Kurz vor wichtigen Wahlterminen schien sich Mitterrand jedoch plötzlich an die alte Forderung zu erinnern - natürlich mit Kalkül: Die unpopuläre Forderung sollte Le Pen stärken. Dessen Aufstieg, so kalkulierte Mitterrand, spalte die konservative Rechte und halte sie auf Dauer von der Regierung fern. Nach den Wahlen freilich wurde die Forderung erneut vergessen.

Die Zeiten haben sich geändert: Die extreme Rechte ist seit einem Jahr gespalten und als politische Kraft, erstmals seit 15 Jahren, deutlich geschwächt. Die öffentliche Meinung hat sich in der »Ausländerpolitik« spürbar entspannt.

In diesem Jahr verzeichneten die Umfragen erstmals mehr Befürworter (52 Prozent) als Gegner des Wahlrechts für »Ausländer»; bei den Jüngeren stellen die Befürworter mit 73 Prozent sogar eine beachtliche Mehrheit dar. Rückenwind also für die Linken. Vor allem die repressive Haltung von Innenminister Chevènement gegenüber den illegalen Immigranten treibt unterdessen die Befürworter an, sich für die Wahlrechtsforderung einzusetzen: Immerhin 60 Initiativen und Bündnisse sammeln derzeit Unterschriften.

So hatte ein Rundschreiben des Innenministers an seine Untergebenen in den letzten Wochen viel Empörung ausgelöst. In der internen Amtsanweisung, die Ende Oktober durch die Pariser Tageszeitung Libération veröffentlicht wurde, rief er die Präfekten dazu auf, »eine spürbare Steigerung der tatsächlich durchgeführten Entfernungsmaßnahmen während der letzten Monate des laufenden Jahres« herbeizuführen.

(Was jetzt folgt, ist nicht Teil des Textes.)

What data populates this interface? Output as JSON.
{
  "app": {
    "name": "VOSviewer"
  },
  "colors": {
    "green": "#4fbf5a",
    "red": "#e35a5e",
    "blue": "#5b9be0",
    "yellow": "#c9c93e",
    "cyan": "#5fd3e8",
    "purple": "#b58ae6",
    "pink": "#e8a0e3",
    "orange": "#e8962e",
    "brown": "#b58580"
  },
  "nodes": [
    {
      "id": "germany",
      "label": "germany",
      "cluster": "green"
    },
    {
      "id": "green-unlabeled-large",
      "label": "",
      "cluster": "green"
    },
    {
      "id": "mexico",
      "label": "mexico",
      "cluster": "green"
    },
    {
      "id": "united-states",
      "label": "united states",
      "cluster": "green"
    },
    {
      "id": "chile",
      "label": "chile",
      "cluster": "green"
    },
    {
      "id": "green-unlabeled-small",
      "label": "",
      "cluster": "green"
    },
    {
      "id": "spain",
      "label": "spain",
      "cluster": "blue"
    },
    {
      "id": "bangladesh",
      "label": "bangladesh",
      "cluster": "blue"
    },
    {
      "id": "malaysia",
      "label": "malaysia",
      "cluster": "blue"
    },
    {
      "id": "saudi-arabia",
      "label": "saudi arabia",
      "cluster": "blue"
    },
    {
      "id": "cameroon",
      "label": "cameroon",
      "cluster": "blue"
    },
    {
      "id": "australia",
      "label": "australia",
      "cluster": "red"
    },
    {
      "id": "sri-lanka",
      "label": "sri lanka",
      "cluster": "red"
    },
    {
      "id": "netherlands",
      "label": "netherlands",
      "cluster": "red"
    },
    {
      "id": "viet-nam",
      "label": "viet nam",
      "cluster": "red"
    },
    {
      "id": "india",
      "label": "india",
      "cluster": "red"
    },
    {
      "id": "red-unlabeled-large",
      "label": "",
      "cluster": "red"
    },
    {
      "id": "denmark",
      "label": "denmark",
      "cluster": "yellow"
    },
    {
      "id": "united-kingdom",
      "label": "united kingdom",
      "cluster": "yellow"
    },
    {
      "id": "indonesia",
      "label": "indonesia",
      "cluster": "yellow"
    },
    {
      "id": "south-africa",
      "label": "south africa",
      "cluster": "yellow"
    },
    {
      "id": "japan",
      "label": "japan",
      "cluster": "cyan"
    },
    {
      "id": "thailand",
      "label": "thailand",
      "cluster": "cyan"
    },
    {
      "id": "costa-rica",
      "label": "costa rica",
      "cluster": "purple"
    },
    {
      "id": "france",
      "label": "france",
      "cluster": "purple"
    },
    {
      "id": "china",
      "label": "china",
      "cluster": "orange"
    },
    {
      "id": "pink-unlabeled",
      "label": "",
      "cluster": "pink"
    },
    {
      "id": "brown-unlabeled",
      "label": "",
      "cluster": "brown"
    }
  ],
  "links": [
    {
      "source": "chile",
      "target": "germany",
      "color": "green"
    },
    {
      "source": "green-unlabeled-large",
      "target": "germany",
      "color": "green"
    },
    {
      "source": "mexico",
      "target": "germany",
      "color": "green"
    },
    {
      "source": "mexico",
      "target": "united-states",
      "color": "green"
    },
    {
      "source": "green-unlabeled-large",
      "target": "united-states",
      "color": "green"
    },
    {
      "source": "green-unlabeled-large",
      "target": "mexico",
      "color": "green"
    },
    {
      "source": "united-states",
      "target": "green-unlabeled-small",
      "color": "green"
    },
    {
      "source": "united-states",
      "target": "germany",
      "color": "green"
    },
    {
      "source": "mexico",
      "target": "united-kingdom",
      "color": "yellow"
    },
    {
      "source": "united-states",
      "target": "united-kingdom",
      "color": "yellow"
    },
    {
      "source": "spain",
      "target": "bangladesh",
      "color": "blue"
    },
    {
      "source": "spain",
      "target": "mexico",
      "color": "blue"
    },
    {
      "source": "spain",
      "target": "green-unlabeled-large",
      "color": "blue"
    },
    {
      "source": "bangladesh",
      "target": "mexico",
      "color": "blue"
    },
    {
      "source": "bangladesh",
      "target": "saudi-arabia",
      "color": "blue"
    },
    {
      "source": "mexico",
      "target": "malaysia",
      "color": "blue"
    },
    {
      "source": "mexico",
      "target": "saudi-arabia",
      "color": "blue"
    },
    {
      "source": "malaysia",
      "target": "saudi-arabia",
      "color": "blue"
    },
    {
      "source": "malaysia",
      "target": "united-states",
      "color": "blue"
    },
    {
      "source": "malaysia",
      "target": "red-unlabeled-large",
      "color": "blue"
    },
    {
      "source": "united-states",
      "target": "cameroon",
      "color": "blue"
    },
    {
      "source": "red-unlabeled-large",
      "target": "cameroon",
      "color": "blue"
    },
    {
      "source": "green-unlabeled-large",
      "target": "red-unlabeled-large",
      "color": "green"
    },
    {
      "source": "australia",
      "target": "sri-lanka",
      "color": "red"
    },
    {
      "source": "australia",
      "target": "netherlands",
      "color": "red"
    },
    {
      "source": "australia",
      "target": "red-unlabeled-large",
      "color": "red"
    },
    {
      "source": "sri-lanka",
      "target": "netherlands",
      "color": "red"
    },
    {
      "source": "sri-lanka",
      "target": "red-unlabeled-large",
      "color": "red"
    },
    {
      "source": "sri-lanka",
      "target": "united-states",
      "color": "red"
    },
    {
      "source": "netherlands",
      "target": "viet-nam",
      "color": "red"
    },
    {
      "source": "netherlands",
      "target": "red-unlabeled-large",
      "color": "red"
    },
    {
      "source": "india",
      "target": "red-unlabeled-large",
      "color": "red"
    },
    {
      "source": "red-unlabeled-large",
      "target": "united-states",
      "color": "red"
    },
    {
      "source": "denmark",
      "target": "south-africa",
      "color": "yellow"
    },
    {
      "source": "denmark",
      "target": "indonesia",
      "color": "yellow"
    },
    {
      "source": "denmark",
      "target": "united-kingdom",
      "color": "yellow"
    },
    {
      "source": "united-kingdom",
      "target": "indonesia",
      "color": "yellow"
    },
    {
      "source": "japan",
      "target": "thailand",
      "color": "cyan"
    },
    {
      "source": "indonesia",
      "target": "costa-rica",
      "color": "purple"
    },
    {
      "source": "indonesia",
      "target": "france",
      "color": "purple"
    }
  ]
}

Um die Zahl der »Entfernungsmaßnahmen«, Ausweisungen also, steigern zu können, fordert er von den Behörden, eine Fingerabdruckkartei aller Personen einzurichten, die - als ausländische Staatsbürger - einen Aufenthaltstitel in Frankreich beantragt haben. Zudem sollten die Behörden systematisch Personenkontrollen an »Orten, wo sich normalerweise Illegale konzentrieren«, durchführen.